Weddell Jared C, Imoukhuede Princess I
Department of Bioengineering, University of Illinois at Urbana-Champaign, 1304 W Springfield Ave., 3233 Digital Computer Laboratory, Urbana, IL 61801, USA.
Integr Biol (Camb). 2017 May 22;9(5):464-484. doi: 10.1039/c7ib00011a.
Recently, intracellular receptor signaling has been identified as a key component mediating cell responses for various receptor tyrosine kinases (RTKs). However, the extent each endocytic compartment (endocytic vesicle, early endosome, recycling endosome, late endosome, lysosome and nucleus) contributes to receptor signaling has not been quantified. Furthermore, our understanding of endocytosis and receptor signaling is complicated by cell- or receptor-specific endocytosis mechanisms. Therefore, towards understanding the differential endocytic compartment signaling roles, and identifying how to achieve signal transduction control for RTKs, we delineate how endocytosis regulates RTK signaling. We achieve this via a meta-analysis across eight RTKs, integrating computational modeling with experimentally derived cell (compartment volume, trafficking kinetics and pH) and ligand-receptor (ligand/receptor concentration and interaction kinetics) physiology. Our simulations predict the abundance of signaling from eight RTKs, identifying the following hierarchy in RTK signaling: PDGFRβ > IGFR1 > EGFR > PDGFRα > VEGFR1 > VEGFR2 > Tie2 > FGFR1. We find that endocytic vesicles are the primary cell signaling compartment; over 43% of total receptor signaling occurs within the endocytic vesicle compartment for these eight RTKs.

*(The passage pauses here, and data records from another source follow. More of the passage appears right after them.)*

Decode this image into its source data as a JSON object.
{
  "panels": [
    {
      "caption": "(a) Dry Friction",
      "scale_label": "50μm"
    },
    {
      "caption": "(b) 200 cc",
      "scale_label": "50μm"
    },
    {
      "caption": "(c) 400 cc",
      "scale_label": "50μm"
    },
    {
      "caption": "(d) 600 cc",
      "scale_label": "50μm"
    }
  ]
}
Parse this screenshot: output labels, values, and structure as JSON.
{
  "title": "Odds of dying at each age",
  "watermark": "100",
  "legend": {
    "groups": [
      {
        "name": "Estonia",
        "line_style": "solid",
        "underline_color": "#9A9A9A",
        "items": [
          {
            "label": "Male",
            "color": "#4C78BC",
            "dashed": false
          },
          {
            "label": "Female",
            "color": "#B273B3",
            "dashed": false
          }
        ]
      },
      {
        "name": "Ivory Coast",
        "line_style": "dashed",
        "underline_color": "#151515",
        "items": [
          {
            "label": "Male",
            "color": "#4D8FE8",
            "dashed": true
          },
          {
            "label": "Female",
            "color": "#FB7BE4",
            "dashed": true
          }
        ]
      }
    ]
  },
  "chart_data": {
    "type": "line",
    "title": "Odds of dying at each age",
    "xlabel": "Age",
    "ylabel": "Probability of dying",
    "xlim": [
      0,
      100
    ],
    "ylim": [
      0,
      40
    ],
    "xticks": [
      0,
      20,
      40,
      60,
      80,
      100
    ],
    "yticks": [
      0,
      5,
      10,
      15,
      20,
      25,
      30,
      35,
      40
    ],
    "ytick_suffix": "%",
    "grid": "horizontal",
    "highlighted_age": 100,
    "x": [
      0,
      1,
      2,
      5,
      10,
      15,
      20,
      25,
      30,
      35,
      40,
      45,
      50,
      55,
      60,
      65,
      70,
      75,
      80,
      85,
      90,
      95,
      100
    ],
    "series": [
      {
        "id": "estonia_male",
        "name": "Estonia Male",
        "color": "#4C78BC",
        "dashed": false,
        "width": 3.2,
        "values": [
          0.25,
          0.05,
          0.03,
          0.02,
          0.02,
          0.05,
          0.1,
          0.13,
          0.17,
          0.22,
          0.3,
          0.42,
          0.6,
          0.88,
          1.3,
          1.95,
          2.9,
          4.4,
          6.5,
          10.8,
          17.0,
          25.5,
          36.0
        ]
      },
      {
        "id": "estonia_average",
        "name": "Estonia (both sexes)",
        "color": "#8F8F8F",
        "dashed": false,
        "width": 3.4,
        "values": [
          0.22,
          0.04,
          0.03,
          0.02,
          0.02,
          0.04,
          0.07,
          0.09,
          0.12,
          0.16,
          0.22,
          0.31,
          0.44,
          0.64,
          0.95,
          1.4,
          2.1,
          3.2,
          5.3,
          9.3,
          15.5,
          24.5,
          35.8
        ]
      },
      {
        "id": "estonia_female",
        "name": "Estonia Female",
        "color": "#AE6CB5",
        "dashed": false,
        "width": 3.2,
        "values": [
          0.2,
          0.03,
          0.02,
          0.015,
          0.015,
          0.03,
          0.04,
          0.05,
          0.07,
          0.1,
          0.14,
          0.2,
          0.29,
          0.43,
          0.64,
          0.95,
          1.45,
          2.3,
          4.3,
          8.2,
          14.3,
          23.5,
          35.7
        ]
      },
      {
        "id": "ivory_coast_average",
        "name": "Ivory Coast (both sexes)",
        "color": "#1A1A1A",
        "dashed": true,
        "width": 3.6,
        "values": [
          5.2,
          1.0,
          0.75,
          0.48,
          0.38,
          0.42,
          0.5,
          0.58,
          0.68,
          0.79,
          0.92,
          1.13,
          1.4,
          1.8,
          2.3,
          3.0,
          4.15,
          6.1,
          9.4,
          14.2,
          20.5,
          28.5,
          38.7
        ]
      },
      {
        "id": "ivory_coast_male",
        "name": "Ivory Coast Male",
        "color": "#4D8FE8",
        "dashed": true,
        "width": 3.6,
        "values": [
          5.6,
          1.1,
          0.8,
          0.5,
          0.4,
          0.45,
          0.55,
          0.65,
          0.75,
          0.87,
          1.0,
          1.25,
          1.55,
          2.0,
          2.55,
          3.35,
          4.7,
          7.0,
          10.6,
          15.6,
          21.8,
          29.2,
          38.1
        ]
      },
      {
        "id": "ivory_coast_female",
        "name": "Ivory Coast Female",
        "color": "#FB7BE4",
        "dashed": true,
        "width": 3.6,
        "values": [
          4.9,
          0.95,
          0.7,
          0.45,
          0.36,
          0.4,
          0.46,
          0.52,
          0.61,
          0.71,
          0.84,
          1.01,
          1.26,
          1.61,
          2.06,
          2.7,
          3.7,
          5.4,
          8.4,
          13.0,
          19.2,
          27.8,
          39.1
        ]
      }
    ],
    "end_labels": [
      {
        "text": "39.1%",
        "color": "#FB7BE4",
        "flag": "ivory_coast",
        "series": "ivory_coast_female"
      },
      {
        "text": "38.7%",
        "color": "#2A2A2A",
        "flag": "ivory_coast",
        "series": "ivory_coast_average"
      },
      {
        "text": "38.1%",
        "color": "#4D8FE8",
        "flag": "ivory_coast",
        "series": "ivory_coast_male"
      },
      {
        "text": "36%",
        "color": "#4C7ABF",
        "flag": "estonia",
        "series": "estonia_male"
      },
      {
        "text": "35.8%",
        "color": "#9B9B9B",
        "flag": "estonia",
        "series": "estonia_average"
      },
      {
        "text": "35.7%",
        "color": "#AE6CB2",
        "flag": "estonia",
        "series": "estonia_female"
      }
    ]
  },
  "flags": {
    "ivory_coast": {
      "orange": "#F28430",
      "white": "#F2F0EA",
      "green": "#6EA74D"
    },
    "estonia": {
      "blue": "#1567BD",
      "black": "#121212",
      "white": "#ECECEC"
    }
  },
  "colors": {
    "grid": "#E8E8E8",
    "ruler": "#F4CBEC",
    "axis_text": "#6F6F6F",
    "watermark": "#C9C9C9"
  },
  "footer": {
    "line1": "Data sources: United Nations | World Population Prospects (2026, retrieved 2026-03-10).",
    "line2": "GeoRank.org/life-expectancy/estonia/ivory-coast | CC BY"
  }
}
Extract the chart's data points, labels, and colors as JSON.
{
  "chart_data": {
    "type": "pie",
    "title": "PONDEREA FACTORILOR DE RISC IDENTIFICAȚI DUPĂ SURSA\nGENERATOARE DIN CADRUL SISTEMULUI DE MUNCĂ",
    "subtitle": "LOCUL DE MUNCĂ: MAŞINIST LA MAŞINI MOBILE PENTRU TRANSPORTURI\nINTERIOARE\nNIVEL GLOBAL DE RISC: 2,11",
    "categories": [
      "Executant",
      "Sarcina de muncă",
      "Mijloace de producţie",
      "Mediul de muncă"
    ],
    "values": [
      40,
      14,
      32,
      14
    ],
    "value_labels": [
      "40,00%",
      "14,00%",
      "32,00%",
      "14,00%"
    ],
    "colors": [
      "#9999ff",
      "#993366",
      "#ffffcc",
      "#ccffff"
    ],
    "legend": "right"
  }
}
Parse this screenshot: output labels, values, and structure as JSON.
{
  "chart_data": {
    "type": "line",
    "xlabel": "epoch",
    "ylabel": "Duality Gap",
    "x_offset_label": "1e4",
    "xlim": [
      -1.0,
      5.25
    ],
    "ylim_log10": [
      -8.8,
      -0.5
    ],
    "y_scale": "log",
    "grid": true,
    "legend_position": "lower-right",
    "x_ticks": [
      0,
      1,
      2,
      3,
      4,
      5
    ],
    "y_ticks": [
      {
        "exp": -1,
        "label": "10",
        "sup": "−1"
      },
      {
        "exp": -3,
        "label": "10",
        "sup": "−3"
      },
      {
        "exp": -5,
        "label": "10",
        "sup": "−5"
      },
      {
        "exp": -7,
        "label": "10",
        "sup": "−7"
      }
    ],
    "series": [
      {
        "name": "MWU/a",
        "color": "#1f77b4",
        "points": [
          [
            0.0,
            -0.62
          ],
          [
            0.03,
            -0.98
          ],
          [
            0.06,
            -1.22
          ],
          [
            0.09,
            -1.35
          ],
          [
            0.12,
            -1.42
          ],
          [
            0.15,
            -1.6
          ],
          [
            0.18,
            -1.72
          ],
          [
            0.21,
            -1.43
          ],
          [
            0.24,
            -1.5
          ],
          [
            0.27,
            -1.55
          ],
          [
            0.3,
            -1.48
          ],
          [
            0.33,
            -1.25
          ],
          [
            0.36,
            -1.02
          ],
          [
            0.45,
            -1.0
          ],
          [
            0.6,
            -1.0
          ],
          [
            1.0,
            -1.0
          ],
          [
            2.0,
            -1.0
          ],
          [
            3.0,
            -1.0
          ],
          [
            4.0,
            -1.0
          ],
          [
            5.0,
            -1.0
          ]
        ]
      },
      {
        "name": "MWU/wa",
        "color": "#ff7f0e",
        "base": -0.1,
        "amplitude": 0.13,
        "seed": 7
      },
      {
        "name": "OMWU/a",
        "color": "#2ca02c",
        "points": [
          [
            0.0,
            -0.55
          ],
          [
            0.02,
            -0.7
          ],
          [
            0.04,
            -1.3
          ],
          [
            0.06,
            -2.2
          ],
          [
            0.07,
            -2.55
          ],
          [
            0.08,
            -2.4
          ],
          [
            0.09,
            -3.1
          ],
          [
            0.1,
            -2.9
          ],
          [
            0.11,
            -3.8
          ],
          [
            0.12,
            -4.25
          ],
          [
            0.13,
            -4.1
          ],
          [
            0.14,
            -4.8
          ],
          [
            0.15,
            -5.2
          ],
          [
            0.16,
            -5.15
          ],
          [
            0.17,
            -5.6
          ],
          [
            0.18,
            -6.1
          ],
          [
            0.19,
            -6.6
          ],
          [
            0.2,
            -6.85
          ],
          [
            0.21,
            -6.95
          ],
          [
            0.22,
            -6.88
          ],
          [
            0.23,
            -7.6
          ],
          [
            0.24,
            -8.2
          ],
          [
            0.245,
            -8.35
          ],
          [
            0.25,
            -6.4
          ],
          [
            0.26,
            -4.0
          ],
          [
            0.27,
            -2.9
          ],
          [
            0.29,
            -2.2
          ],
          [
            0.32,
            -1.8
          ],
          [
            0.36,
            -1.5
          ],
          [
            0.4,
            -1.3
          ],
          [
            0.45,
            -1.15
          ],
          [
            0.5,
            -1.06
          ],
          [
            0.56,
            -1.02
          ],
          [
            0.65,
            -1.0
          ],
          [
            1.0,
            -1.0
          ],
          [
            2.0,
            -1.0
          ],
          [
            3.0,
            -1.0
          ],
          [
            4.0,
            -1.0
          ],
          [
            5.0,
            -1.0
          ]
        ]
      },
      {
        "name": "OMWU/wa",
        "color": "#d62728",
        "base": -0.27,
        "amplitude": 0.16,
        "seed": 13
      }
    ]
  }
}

Mechanistically, we found that high RTK signaling within endocytic vesicles may be attributed to their low volume (5.3 × 10 L) which facilitates an enriched ligand concentration (3.2 μM per ligand molecule within the endocytic vesicle). Under the analyzed physiological conditions, we identified extracellular ligand concentration as the most sensitive parameter to change; hence the most significant one to modify when regulating absolute compartment signaling. We also found that the late endosome and nucleus compartments are important contributors to receptor signaling, where 26% and 18%, respectively, of average receptor signaling occurs across the eight RTKs. Conversely, we found very low membrane-based receptor signaling, exhibiting <1% of the total receptor signaling for these eight RTKs. Moreover, we found that nuclear translocation, mechanistically, requires late endosomal transport; when we blocked receptor trafficking from late endosomes to the nucleus we found a 57% reduction in nuclear translocation. In summary, our research has elucidated the significance of endocytic vesicles, late endosomes and the nucleus in RTK signal propagation.
最近,细胞内受体信号传导已被确定为介导各种受体酪氨酸激酶(RTK)细胞反应的关键组成部分。然而,每个内吞区室(内吞囊泡、早期内体、循环内体、晚期内体、溶酶体和细胞核)对受体信号传导的贡献程度尚未量化。此外,细胞特异性或受体特异性内吞机制使我们对内吞作用和受体信号传导的理解变得复杂。因此,为了理解不同内吞区室的信号传导作用,并确定如何实现对RTK的信号转导控制,我们阐述了内吞作用如何调节RTK信号传导。我们通过对八种RTK进行荟萃分析来实现这一点,将计算模型与实验得出的细胞(区室体积、运输动力学和pH值)以及配体-受体(配体/受体浓度和相互作用动力学)生理学相结合。我们的模拟预测了八种RTK的信号传导丰度,确定了RTK信号传导中的以下层次结构:PDGFRβ > IGFR1 > EGFR > PDGFRα > VEGFR1 > VEGFR2 > Tie2 > FGFR1。我们发现内吞囊泡是主要的细胞信号传导区室;对于这八种RTK,超过43%的总受体信号传导发生在内吞囊泡区室内。从机制上讲,我们发现内吞囊泡内的高RTK信号传导可能归因于其小体积(5.3×10⁻¹⁵L),这有利于富集配体浓度(内吞囊泡内每个配体分子为3.2μM)。在分析的生理条件下,我们确定细胞外配体浓度是最敏感的可变参数;因此,在调节绝对区室信号传导时是最需要改变的重要参数。我们还发现晚期内体和细胞核区室是受体信号传导的重要贡献者,在这八种RTK中,平均分别有26%和18%的受体信号传导发生在这些区室。相反,我们发现基于膜的受体信号传导非常低,在这八种RTK中占总受体信号传导的比例不到1%。此外,我们发现从机制上讲,核转位需要晚期内体运输;当我们阻断受体从晚期内体向细胞核的运输时,我们发现核转位减少了57%。总之,我们的研究阐明了内吞囊泡、晚期内体和细胞核在RTK信号传播中的重要性。